Within seconds of pressing send, I felt an unexpected and absolute high! The personal pride and joy made my heart swell and I was immediately thinking about my next gift. I remembered prospect strategy meetings and discussing a donor’s answer to the “what’s your passion” question. I finally had MY answer.
As a fundraising insider, I should not have been surprised by the following months. Several weeks later I asked about the timeline and if the doctor would be notified. A boiler plate acknowledgment letter was mailed.
Three months later I emailed and learned the order was delayed. Six months after I made the gift, I sent another email and was told it would be sent to the engraver any day now. It included a firm “we’ll contact you when it’s installed.” Ouch.
Three more months and another follow up email… **crickets** I stubbornly sent one more email last month and this time I had a response – the paver was already installed.
That night we visited our long-awaited (and unexpectedly hyped) paver. There were a few tears and there were a lot of happy memories. In the end, the intent of our gift was met, but an additional memory was now attached. I wondered if I hadn’t stayed diligent would our gift have been honored and when. Two days later, I received an automated email soliciting me for another gift – a memorial paver. I unsubscribed.
This ambivalent firsthand experience reminded me – organizations have to evolve with their donor base. Think of the years of presentations you’ve attended about how the next generation of donors won’t respond to the status quo. It’s time for us to practice what we preach.
Here are two things about me as a first-time donor to get you started:
1st – I’m a female donor. Don’t send mailings only to my husband, refer to me as Mrs. (His First Name) Herrington, or assume he is your prospect. Numerous studies show how women are more likely to give than men and give twice as much when they do. Women control the majority of their household’s spending. Reports estimate more than 70% of the $41 trillion in intergenerational wealth will transfer to women after the passing of their parents and spouse/partner.

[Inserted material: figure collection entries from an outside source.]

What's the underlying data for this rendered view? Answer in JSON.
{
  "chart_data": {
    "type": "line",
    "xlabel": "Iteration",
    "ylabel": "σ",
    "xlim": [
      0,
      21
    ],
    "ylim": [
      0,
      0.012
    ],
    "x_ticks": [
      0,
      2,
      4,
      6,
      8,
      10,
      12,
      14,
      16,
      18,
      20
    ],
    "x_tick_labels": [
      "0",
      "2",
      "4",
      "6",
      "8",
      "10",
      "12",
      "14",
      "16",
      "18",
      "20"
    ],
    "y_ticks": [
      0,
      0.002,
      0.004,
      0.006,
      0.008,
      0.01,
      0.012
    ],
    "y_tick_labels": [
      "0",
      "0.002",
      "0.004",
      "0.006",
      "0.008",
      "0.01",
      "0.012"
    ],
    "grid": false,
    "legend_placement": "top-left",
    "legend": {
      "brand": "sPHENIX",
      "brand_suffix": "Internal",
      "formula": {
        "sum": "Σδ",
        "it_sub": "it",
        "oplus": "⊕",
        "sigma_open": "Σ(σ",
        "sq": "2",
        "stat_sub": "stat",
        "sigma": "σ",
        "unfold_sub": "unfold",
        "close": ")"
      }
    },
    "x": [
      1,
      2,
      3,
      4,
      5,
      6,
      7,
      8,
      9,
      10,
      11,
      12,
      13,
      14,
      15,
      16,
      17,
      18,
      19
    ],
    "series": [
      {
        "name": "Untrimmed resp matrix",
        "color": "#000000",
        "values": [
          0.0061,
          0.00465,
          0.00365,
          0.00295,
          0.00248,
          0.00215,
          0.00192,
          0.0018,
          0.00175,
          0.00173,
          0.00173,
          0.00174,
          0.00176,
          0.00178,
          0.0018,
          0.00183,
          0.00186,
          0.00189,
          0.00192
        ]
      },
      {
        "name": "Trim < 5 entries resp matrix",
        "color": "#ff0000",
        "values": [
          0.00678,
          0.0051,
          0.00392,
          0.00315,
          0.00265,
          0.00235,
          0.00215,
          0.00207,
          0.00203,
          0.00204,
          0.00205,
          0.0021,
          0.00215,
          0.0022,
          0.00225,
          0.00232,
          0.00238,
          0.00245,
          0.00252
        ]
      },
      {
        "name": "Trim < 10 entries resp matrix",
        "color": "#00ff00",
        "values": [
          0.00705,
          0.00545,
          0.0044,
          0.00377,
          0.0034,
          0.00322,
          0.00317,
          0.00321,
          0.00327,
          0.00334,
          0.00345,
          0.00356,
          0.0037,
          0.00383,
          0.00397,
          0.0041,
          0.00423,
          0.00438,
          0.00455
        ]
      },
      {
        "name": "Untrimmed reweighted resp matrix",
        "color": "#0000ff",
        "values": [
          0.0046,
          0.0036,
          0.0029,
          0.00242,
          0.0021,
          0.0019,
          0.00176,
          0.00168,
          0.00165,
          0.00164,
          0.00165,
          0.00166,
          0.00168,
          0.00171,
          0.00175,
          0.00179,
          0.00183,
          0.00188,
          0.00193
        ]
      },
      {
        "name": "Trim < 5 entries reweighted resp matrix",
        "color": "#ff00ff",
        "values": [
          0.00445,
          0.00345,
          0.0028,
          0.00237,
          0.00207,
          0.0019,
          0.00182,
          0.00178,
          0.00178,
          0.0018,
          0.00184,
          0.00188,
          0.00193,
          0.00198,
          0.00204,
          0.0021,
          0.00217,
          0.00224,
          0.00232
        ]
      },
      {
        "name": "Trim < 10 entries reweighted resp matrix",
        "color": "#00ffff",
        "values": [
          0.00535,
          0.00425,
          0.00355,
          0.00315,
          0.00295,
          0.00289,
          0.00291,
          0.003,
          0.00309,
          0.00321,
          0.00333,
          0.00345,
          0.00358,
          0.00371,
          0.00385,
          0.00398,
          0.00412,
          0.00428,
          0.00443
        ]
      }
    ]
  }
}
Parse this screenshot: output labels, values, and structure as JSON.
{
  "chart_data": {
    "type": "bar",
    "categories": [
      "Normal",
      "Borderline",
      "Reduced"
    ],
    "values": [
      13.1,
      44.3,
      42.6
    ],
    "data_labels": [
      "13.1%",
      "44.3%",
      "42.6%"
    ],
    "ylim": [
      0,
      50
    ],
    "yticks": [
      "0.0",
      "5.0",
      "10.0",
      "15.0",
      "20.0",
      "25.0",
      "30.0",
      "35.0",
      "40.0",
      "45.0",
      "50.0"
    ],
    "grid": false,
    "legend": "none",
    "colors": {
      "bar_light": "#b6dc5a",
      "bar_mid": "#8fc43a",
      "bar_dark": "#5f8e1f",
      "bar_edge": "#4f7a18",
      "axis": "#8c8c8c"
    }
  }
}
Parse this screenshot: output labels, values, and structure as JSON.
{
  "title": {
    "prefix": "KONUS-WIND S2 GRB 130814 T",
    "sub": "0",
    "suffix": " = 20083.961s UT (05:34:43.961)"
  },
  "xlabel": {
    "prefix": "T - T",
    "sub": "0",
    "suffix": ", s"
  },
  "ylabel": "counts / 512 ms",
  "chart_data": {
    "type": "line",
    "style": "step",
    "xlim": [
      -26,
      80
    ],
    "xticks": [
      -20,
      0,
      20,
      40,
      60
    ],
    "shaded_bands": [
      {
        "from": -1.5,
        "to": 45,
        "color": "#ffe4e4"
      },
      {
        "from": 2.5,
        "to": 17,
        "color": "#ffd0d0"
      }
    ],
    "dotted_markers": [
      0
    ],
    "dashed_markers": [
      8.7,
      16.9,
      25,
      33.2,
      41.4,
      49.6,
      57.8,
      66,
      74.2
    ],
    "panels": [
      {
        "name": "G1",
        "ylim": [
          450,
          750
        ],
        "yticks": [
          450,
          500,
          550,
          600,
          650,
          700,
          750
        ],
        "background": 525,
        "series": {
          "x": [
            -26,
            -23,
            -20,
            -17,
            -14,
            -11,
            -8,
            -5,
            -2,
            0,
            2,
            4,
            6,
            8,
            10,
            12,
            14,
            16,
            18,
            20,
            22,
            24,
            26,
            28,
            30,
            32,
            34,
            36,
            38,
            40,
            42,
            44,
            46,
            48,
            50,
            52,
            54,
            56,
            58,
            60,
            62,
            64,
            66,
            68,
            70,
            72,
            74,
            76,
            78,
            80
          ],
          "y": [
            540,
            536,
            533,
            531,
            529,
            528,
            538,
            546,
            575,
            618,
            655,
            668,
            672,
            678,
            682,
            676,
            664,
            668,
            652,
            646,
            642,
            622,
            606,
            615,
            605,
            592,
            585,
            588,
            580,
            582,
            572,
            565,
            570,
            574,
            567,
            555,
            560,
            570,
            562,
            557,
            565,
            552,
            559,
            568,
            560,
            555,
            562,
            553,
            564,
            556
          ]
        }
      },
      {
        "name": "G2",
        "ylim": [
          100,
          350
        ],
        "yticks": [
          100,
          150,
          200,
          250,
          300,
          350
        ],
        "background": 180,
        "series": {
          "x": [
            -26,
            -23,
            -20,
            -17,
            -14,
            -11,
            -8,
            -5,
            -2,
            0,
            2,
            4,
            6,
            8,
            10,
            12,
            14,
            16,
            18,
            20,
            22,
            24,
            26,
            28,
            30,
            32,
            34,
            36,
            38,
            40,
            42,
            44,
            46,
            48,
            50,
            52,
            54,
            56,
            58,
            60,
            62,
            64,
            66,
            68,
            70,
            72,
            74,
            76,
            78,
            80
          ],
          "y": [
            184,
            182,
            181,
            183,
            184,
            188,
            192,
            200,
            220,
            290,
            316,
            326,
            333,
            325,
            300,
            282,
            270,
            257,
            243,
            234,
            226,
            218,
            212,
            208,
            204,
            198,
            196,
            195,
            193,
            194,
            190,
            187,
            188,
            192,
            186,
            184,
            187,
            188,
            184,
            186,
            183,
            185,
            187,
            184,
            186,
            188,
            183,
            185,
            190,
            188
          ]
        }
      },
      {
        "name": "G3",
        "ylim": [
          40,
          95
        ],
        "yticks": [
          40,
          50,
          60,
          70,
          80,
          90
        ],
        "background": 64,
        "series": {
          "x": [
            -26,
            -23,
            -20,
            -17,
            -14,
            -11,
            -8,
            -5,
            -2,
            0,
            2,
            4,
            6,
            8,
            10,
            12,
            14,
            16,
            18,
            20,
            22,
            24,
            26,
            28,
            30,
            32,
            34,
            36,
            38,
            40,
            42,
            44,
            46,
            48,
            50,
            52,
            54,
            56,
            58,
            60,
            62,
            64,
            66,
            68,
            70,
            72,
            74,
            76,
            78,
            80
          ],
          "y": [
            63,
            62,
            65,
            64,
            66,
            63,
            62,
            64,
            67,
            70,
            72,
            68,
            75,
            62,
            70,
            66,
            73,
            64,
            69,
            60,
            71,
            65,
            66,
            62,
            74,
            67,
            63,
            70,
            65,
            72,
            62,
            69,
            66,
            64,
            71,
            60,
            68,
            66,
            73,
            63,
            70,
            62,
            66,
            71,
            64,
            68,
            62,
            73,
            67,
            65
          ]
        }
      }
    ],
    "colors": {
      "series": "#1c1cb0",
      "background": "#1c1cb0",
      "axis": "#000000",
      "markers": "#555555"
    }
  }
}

2nd – I’m a member of your next generation of donors – Generation X (1965-1980). You’re already thinking about Millennials and how you’ll one day approach them, but don’t forget about why you should already be cultivating my generation now. You’ve been comfortable with my Baby Boomer parents for decades, but there are 65 million of us entering our prime years for cultivation. We’ll respond to the same changes you need to make for Gen X anyway – a different approach to annual fund solicitations, quality and type of stewardship, how you keep me engaged, and how to approach me to ask, “what’s your passion.” I’m about accountability, long-term impact, and sustainable change.

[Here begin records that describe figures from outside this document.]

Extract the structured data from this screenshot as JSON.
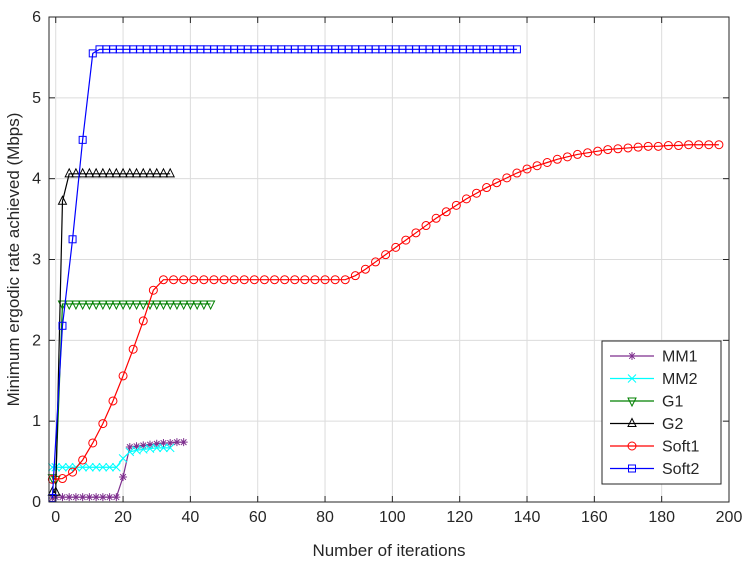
{
  "chart_data": {
    "type": "line",
    "title": "",
    "xlabel": "Number of iterations",
    "ylabel": "Minimum ergodic rate achieved (Mbps)",
    "xlim": [
      -2,
      200
    ],
    "ylim": [
      0,
      6
    ],
    "xticks": [
      0,
      20,
      40,
      60,
      80,
      100,
      120,
      140,
      160,
      180,
      200
    ],
    "yticks": [
      0,
      1,
      2,
      3,
      4,
      5,
      6
    ],
    "grid": true,
    "legend_position": "bottom-right",
    "series": [
      {
        "name": "MM1",
        "color": "#7e2f8e",
        "marker": "asterisk",
        "x": [
          -1,
          0,
          2,
          4,
          6,
          8,
          10,
          12,
          14,
          16,
          18,
          20,
          22,
          24,
          26,
          28,
          30,
          32,
          34,
          36,
          38
        ],
        "y": [
          0.05,
          0.06,
          0.06,
          0.06,
          0.06,
          0.06,
          0.06,
          0.06,
          0.06,
          0.06,
          0.06,
          0.31,
          0.68,
          0.69,
          0.7,
          0.71,
          0.72,
          0.73,
          0.73,
          0.74,
          0.74
        ]
      },
      {
        "name": "MM2",
        "color": "#00ffff",
        "marker": "x",
        "x": [
          -1,
          0,
          2,
          4,
          6,
          8,
          10,
          12,
          14,
          16,
          18,
          20,
          22,
          24,
          26,
          28,
          30,
          32,
          34
        ],
        "y": [
          0.43,
          0.43,
          0.43,
          0.43,
          0.43,
          0.43,
          0.43,
          0.43,
          0.43,
          0.43,
          0.43,
          0.54,
          0.62,
          0.64,
          0.65,
          0.66,
          0.67,
          0.67,
          0.67
        ]
      },
      {
        "name": "G1",
        "color": "#008000",
        "marker": "triangle-down",
        "x": [
          -1,
          0,
          2,
          4,
          6,
          8,
          10,
          12,
          14,
          16,
          18,
          20,
          22,
          24,
          26,
          28,
          30,
          32,
          34,
          36,
          38,
          40,
          42,
          44,
          46
        ],
        "y": [
          0.3,
          0.28,
          2.45,
          2.45,
          2.45,
          2.45,
          2.45,
          2.45,
          2.45,
          2.45,
          2.45,
          2.45,
          2.45,
          2.45,
          2.45,
          2.45,
          2.45,
          2.45,
          2.45,
          2.45,
          2.45,
          2.45,
          2.45,
          2.45,
          2.45
        ]
      },
      {
        "name": "G2",
        "color": "#000000",
        "marker": "triangle-up",
        "x": [
          -1,
          0,
          2,
          4,
          6,
          8,
          10,
          12,
          14,
          16,
          18,
          20,
          22,
          24,
          26,
          28,
          30,
          32,
          34
        ],
        "y": [
          0.12,
          0.12,
          3.72,
          4.06,
          4.06,
          4.06,
          4.06,
          4.06,
          4.06,
          4.06,
          4.06,
          4.06,
          4.06,
          4.06,
          4.06,
          4.06,
          4.06,
          4.06,
          4.06
        ]
      },
      {
        "name": "Soft1",
        "color": "#ff0000",
        "marker": "circle",
        "x": [
          -1,
          2,
          5,
          8,
          11,
          14,
          17,
          20,
          23,
          26,
          29,
          32,
          35,
          38,
          41,
          44,
          47,
          50,
          53,
          56,
          59,
          62,
          65,
          68,
          71,
          74,
          77,
          80,
          83,
          86,
          89,
          92,
          95,
          98,
          101,
          104,
          107,
          110,
          113,
          116,
          119,
          122,
          125,
          128,
          131,
          134,
          137,
          140,
          143,
          146,
          149,
          152,
          155,
          158,
          161,
          164,
          167,
          170,
          173,
          176,
          179,
          182,
          185,
          188,
          191,
          194,
          197
        ],
        "y": [
          0.28,
          0.29,
          0.37,
          0.52,
          0.73,
          0.97,
          1.25,
          1.56,
          1.89,
          2.24,
          2.62,
          2.75,
          2.75,
          2.75,
          2.75,
          2.75,
          2.75,
          2.75,
          2.75,
          2.75,
          2.75,
          2.75,
          2.75,
          2.75,
          2.75,
          2.75,
          2.75,
          2.75,
          2.75,
          2.75,
          2.8,
          2.88,
          2.97,
          3.06,
          3.15,
          3.24,
          3.33,
          3.42,
          3.51,
          3.59,
          3.67,
          3.75,
          3.82,
          3.89,
          3.95,
          4.01,
          4.07,
          4.12,
          4.16,
          4.2,
          4.24,
          4.27,
          4.3,
          4.32,
          4.34,
          4.36,
          4.37,
          4.38,
          4.39,
          4.4,
          4.4,
          4.41,
          4.41,
          4.42,
          4.42,
          4.42,
          4.42
        ]
      },
      {
        "name": "Soft2",
        "color": "#0000ff",
        "marker": "square",
        "x": [
          -1,
          2,
          5,
          8,
          11,
          13,
          15,
          17,
          19,
          21,
          23,
          25,
          27,
          29,
          31,
          33,
          35,
          37,
          39,
          41,
          43,
          45,
          47,
          49,
          51,
          53,
          55,
          57,
          59,
          61,
          63,
          65,
          67,
          69,
          71,
          73,
          75,
          77,
          79,
          81,
          83,
          85,
          87,
          89,
          91,
          93,
          95,
          97,
          99,
          101,
          103,
          105,
          107,
          109,
          111,
          113,
          115,
          117,
          119,
          121,
          123,
          125,
          127,
          129,
          131,
          133,
          135,
          137
        ],
        "y": [
          0.05,
          2.18,
          3.25,
          4.48,
          5.55,
          5.6,
          5.6,
          5.6,
          5.6,
          5.6,
          5.6,
          5.6,
          5.6,
          5.6,
          5.6,
          5.6,
          5.6,
          5.6,
          5.6,
          5.6,
          5.6,
          5.6,
          5.6,
          5.6,
          5.6,
          5.6,
          5.6,
          5.6,
          5.6,
          5.6,
          5.6,
          5.6,
          5.6,
          5.6,
          5.6,
          5.6,
          5.6,
          5.6,
          5.6,
          5.6,
          5.6,
          5.6,
          5.6,
          5.6,
          5.6,
          5.6,
          5.6,
          5.6,
          5.6,
          5.6,
          5.6,
          5.6,
          5.6,
          5.6,
          5.6,
          5.6,
          5.6,
          5.6,
          5.6,
          5.6,
          5.6,
          5.6,
          5.6,
          5.6,
          5.6,
          5.6,
          5.6,
          5.6
        ]
      }
    ]
  }
}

How has this first philanthropic experience changed my outlook as a new donor? I’m disappointed and that high is past. Yet, I’m also ready to move on because I know it’s more than about me. After a little more research, I’ve already found a similar cause (at a different organization) and know I will help make at least one person’s life a little easier.
The photo accompanying this post was chosen solely for its beauty and appropriateness to the topic. The Semper Fidelis Memorial Park, which probably has a terrific stewardship program, was not the subject of this article.